Development and assessment of an innovative gel electrolyte using polyvinyl alcohol, lithium sulfate, and 1-butyl-3-methylimidazolium trifluoromethanesulfonate for advanced supercapacitor performance

The quest for gel electrolytes with superior ionic conductivity, robust mechanical strength and expanded voltage window is an ongoing and significant area of interest. This study introduces a gel electrolyte, formulated from polyvinyl alcohol (PVA), lithium sulfate (Li2SO4), and 1-butyl-3-methylimidazolium trifluoromethanesulfonate (IL), termed PVA-Li2SO4-IL. Developed through a straightforward solution casting and a freezing-thawing process, the incorporation of an ionic liquid into the gel polymer containing lithium salt enhances both the ionic conductivity of the electrolyte and imposes some pseudocapacitance to the supercapacitor. Comprehensive characterizations of the gel electrolyte's morphology, chemical composition, crystallinity, thermal stability, and mechanical attributes were conducted using various characterization techniques.

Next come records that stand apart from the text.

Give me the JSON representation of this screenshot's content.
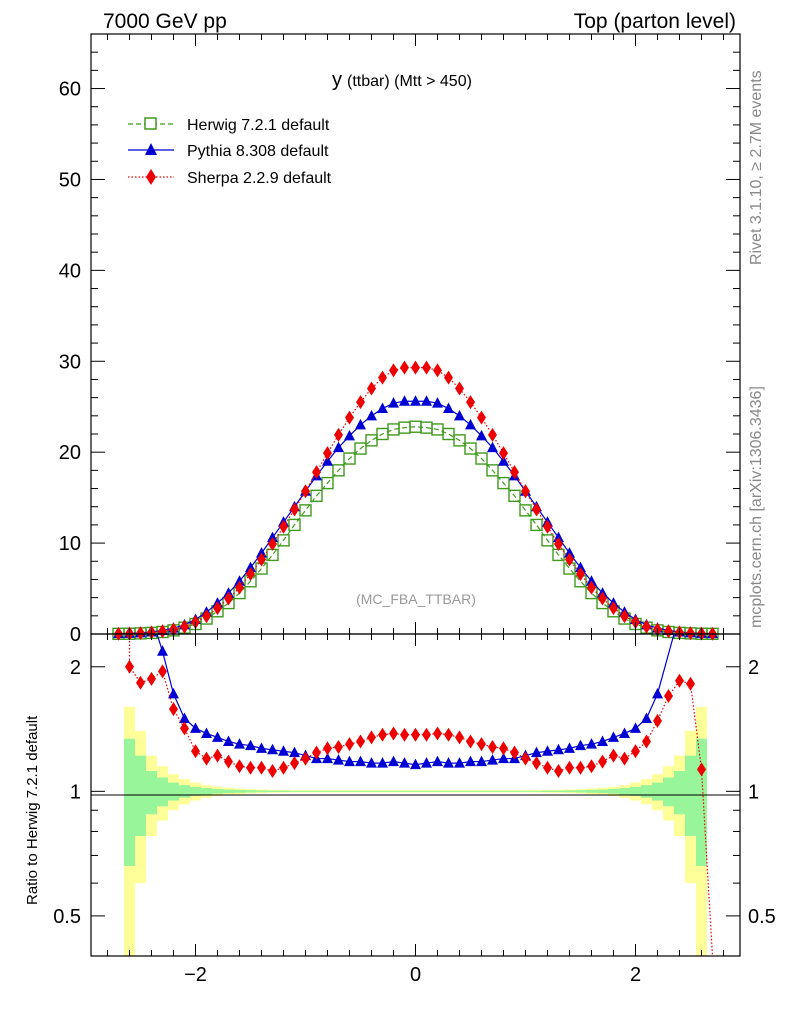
{
  "header": {
    "left_label": "7000 GeV pp",
    "right_label": "Top (parton level)"
  },
  "side": {
    "rivet_label": "Rivet 3.1.10, ≥ 2.7M events",
    "source_label": "mcplots.cern.ch [arXiv:1306.3436]"
  },
  "plot_title_main": "y",
  "plot_title_sub": "(ttbar) (Mtt > 450)",
  "watermark": "(MC_FBA_TTBAR)",
  "colors": {
    "herwig": "#3f9a1c",
    "pythia": "#0000d4",
    "sherpa": "#ee0000",
    "band_inner": "#99f599",
    "band_outer": "#ffff99"
  },
  "chart_data": [
    {
      "type": "line",
      "panel": "main",
      "xlim": [
        -2.95,
        2.95
      ],
      "ylim": [
        0,
        66
      ],
      "yticks": [
        0,
        10,
        20,
        30,
        40,
        50,
        60
      ],
      "ytick_labels": [
        "0",
        "10",
        "20",
        "30",
        "40",
        "50",
        "60"
      ],
      "legend_position": "top-left",
      "x": [
        -2.7,
        -2.6,
        -2.5,
        -2.4,
        -2.3,
        -2.2,
        -2.1,
        -2.0,
        -1.9,
        -1.8,
        -1.7,
        -1.6,
        -1.5,
        -1.4,
        -1.3,
        -1.2,
        -1.1,
        -1.0,
        -0.9,
        -0.8,
        -0.7,
        -0.6,
        -0.5,
        -0.4,
        -0.3,
        -0.2,
        -0.1,
        0.0,
        0.1,
        0.2,
        0.3,
        0.4,
        0.5,
        0.6,
        0.7,
        0.8,
        0.9,
        1.0,
        1.1,
        1.2,
        1.3,
        1.4,
        1.5,
        1.6,
        1.7,
        1.8,
        1.9,
        2.0,
        2.1,
        2.2,
        2.3,
        2.4,
        2.5,
        2.6,
        2.7
      ],
      "series": [
        {
          "name": "Herwig 7.2.1 default",
          "marker": "open-square",
          "line": "dashed",
          "values": [
            0.02,
            0.03,
            0.07,
            0.12,
            0.22,
            0.4,
            0.7,
            1.1,
            1.7,
            2.5,
            3.4,
            4.5,
            5.8,
            7.2,
            8.7,
            10.3,
            12.0,
            13.6,
            15.2,
            16.6,
            18.0,
            19.3,
            20.4,
            21.3,
            22.0,
            22.5,
            22.7,
            22.8,
            22.7,
            22.5,
            22.0,
            21.3,
            20.4,
            19.3,
            18.0,
            16.6,
            15.2,
            13.6,
            12.0,
            10.3,
            8.7,
            7.2,
            5.8,
            4.5,
            3.4,
            2.5,
            1.7,
            1.1,
            0.7,
            0.4,
            0.22,
            0.12,
            0.07,
            0.03,
            0.02
          ]
        },
        {
          "name": "Pythia 8.308 default",
          "marker": "filled-triangle",
          "line": "solid",
          "values": [
            0.04,
            0.07,
            0.13,
            0.22,
            0.4,
            0.65,
            1.0,
            1.6,
            2.4,
            3.4,
            4.5,
            5.8,
            7.3,
            8.9,
            10.6,
            12.3,
            14.0,
            15.7,
            17.4,
            19.0,
            20.5,
            21.8,
            23.0,
            24.0,
            24.8,
            25.4,
            25.6,
            25.6,
            25.6,
            25.4,
            24.8,
            24.0,
            23.0,
            21.8,
            20.5,
            19.0,
            17.4,
            15.7,
            14.0,
            12.3,
            10.6,
            8.9,
            7.3,
            5.8,
            4.5,
            3.4,
            2.4,
            1.6,
            1.0,
            0.65,
            0.4,
            0.22,
            0.13,
            0.07,
            0.04
          ]
        },
        {
          "name": "Sherpa 2.2.9 default",
          "marker": "filled-diamond",
          "line": "dotted",
          "values": [
            0.03,
            0.05,
            0.1,
            0.18,
            0.3,
            0.5,
            0.8,
            1.3,
            1.95,
            2.85,
            3.9,
            5.1,
            6.6,
            8.2,
            9.9,
            11.8,
            13.7,
            15.7,
            17.8,
            19.9,
            21.9,
            23.8,
            25.5,
            27.0,
            28.2,
            29.0,
            29.3,
            29.3,
            29.3,
            29.0,
            28.2,
            27.0,
            25.5,
            23.8,
            21.9,
            19.9,
            17.8,
            15.7,
            13.7,
            11.8,
            9.9,
            8.2,
            6.6,
            5.1,
            3.9,
            2.85,
            1.95,
            1.3,
            0.8,
            0.5,
            0.3,
            0.18,
            0.1,
            0.05,
            0.03
          ]
        }
      ]
    },
    {
      "type": "line",
      "panel": "ratio",
      "ylabel": "Ratio to Herwig 7.2.1 default",
      "xlim": [
        -2.95,
        2.95
      ],
      "ylim": [
        0.4,
        2.4
      ],
      "yticks": [
        0.5,
        1,
        2
      ],
      "ytick_labels": [
        "0.5",
        "1",
        "2"
      ],
      "xticks": [
        -2,
        0,
        2
      ],
      "xtick_labels": [
        "−2",
        "0",
        "2"
      ],
      "x": [
        -2.6,
        -2.5,
        -2.4,
        -2.3,
        -2.2,
        -2.1,
        -2.0,
        -1.9,
        -1.8,
        -1.7,
        -1.6,
        -1.5,
        -1.4,
        -1.3,
        -1.2,
        -1.1,
        -1.0,
        -0.9,
        -0.8,
        -0.7,
        -0.6,
        -0.5,
        -0.4,
        -0.3,
        -0.2,
        -0.1,
        0.0,
        0.1,
        0.2,
        0.3,
        0.4,
        0.5,
        0.6,
        0.7,
        0.8,
        0.9,
        1.0,
        1.1,
        1.2,
        1.3,
        1.4,
        1.5,
        1.6,
        1.7,
        1.8,
        1.9,
        2.0,
        2.1,
        2.2,
        2.3,
        2.4,
        2.5,
        2.6
      ],
      "band_inner_halfwidth": [
        0.34,
        0.22,
        0.12,
        0.08,
        0.05,
        0.035,
        0.025,
        0.018,
        0.013,
        0.01,
        0.008,
        0.006,
        0.005,
        0.004,
        0.004,
        0.003,
        0.003,
        0.003,
        0.003,
        0.003,
        0.003,
        0.003,
        0.003,
        0.003,
        0.003,
        0.003,
        0.003,
        0.003,
        0.003,
        0.003,
        0.003,
        0.003,
        0.003,
        0.003,
        0.003,
        0.003,
        0.003,
        0.003,
        0.004,
        0.004,
        0.005,
        0.006,
        0.008,
        0.01,
        0.013,
        0.018,
        0.025,
        0.035,
        0.05,
        0.08,
        0.12,
        0.22,
        0.34
      ],
      "band_outer_halfwidth": [
        0.6,
        0.4,
        0.22,
        0.15,
        0.1,
        0.07,
        0.05,
        0.035,
        0.026,
        0.02,
        0.016,
        0.012,
        0.01,
        0.008,
        0.007,
        0.006,
        0.006,
        0.006,
        0.006,
        0.006,
        0.006,
        0.006,
        0.006,
        0.006,
        0.006,
        0.006,
        0.006,
        0.006,
        0.006,
        0.006,
        0.006,
        0.006,
        0.006,
        0.006,
        0.006,
        0.006,
        0.006,
        0.006,
        0.007,
        0.008,
        0.01,
        0.012,
        0.016,
        0.02,
        0.026,
        0.035,
        0.05,
        0.07,
        0.1,
        0.15,
        0.22,
        0.4,
        0.6
      ],
      "series": [
        {
          "name": "Pythia 8.308 default",
          "marker": "filled-triangle",
          "line": "solid",
          "x": [
            -2.3,
            -2.2,
            -2.1,
            -2.0,
            -1.9,
            -1.8,
            -1.7,
            -1.6,
            -1.5,
            -1.4,
            -1.3,
            -1.2,
            -1.1,
            -1.0,
            -0.9,
            -0.8,
            -0.7,
            -0.6,
            -0.5,
            -0.4,
            -0.3,
            -0.2,
            -0.1,
            0.0,
            0.1,
            0.2,
            0.3,
            0.4,
            0.5,
            0.6,
            0.7,
            0.8,
            0.9,
            1.0,
            1.1,
            1.2,
            1.3,
            1.4,
            1.5,
            1.6,
            1.7,
            1.8,
            1.9,
            2.0,
            2.1,
            2.2
          ],
          "values": [
            2.18,
            1.72,
            1.5,
            1.42,
            1.38,
            1.35,
            1.32,
            1.3,
            1.29,
            1.27,
            1.26,
            1.25,
            1.24,
            1.22,
            1.2,
            1.2,
            1.19,
            1.18,
            1.18,
            1.17,
            1.17,
            1.18,
            1.17,
            1.16,
            1.17,
            1.18,
            1.17,
            1.17,
            1.18,
            1.18,
            1.19,
            1.2,
            1.2,
            1.22,
            1.24,
            1.25,
            1.26,
            1.27,
            1.29,
            1.3,
            1.32,
            1.35,
            1.38,
            1.42,
            1.5,
            1.72
          ]
        },
        {
          "name": "Sherpa 2.2.9 default",
          "marker": "filled-diamond",
          "line": "dotted",
          "x": [
            -2.6,
            -2.5,
            -2.4,
            -2.3,
            -2.2,
            -2.1,
            -2.0,
            -1.9,
            -1.8,
            -1.7,
            -1.6,
            -1.5,
            -1.4,
            -1.3,
            -1.2,
            -1.1,
            -1.0,
            -0.9,
            -0.8,
            -0.7,
            -0.6,
            -0.5,
            -0.4,
            -0.3,
            -0.2,
            -0.1,
            0.0,
            0.1,
            0.2,
            0.3,
            0.4,
            0.5,
            0.6,
            0.7,
            0.8,
            0.9,
            1.0,
            1.1,
            1.2,
            1.3,
            1.4,
            1.5,
            1.6,
            1.7,
            1.8,
            1.9,
            2.0,
            2.1,
            2.2,
            2.3,
            2.4,
            2.5,
            2.6
          ],
          "values": [
            2.0,
            1.83,
            1.87,
            1.95,
            1.58,
            1.42,
            1.25,
            1.2,
            1.22,
            1.18,
            1.15,
            1.14,
            1.14,
            1.12,
            1.14,
            1.17,
            1.2,
            1.24,
            1.27,
            1.28,
            1.3,
            1.32,
            1.35,
            1.37,
            1.38,
            1.37,
            1.37,
            1.37,
            1.38,
            1.37,
            1.35,
            1.32,
            1.3,
            1.28,
            1.27,
            1.24,
            1.2,
            1.17,
            1.14,
            1.12,
            1.14,
            1.14,
            1.15,
            1.18,
            1.22,
            1.2,
            1.25,
            1.32,
            1.48,
            1.7,
            1.85,
            1.82,
            1.13
          ]
        }
      ]
    }
  ]
}
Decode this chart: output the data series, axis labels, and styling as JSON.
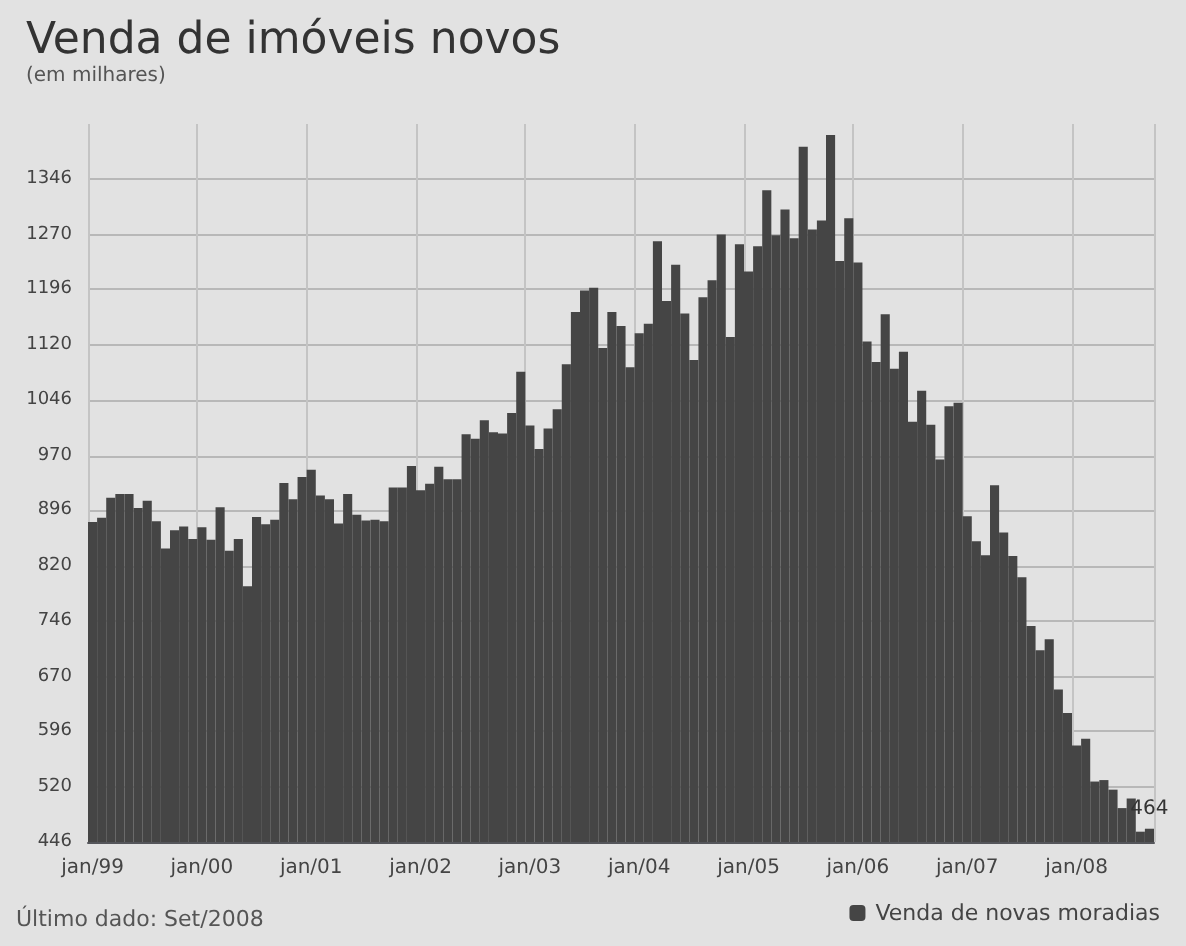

Notably, the optimized gel electrolyte demonstrates a high ionic conductivity of 13.32 mS/cm at ambient temperature, improved to a peak conductivity of 31.42 mS/cm at 80 °C. When employed in a symmetric supercapacitor using activated carbon derived from date stones (DSCA) as electrodes, the supercapacitor achieves an exceptional energy density of 65.14 Wh/kg and high power density of 5000 W/kg. This energy density is attained due to the high operating potential window of 2 V and a notable specific capacitance of 117.25 F/g at a current density of 0.5 A/g. Furthermore, the supercapacitor exhibits remarkable cycling stability, maintaining 88.7 % of its initial capacitance after 10,000 cycles. These results position the PVA-Li2SO4-IL gel electrolyte as a highly promising material for the advancement of high-power and high-energy-density energy storage systems.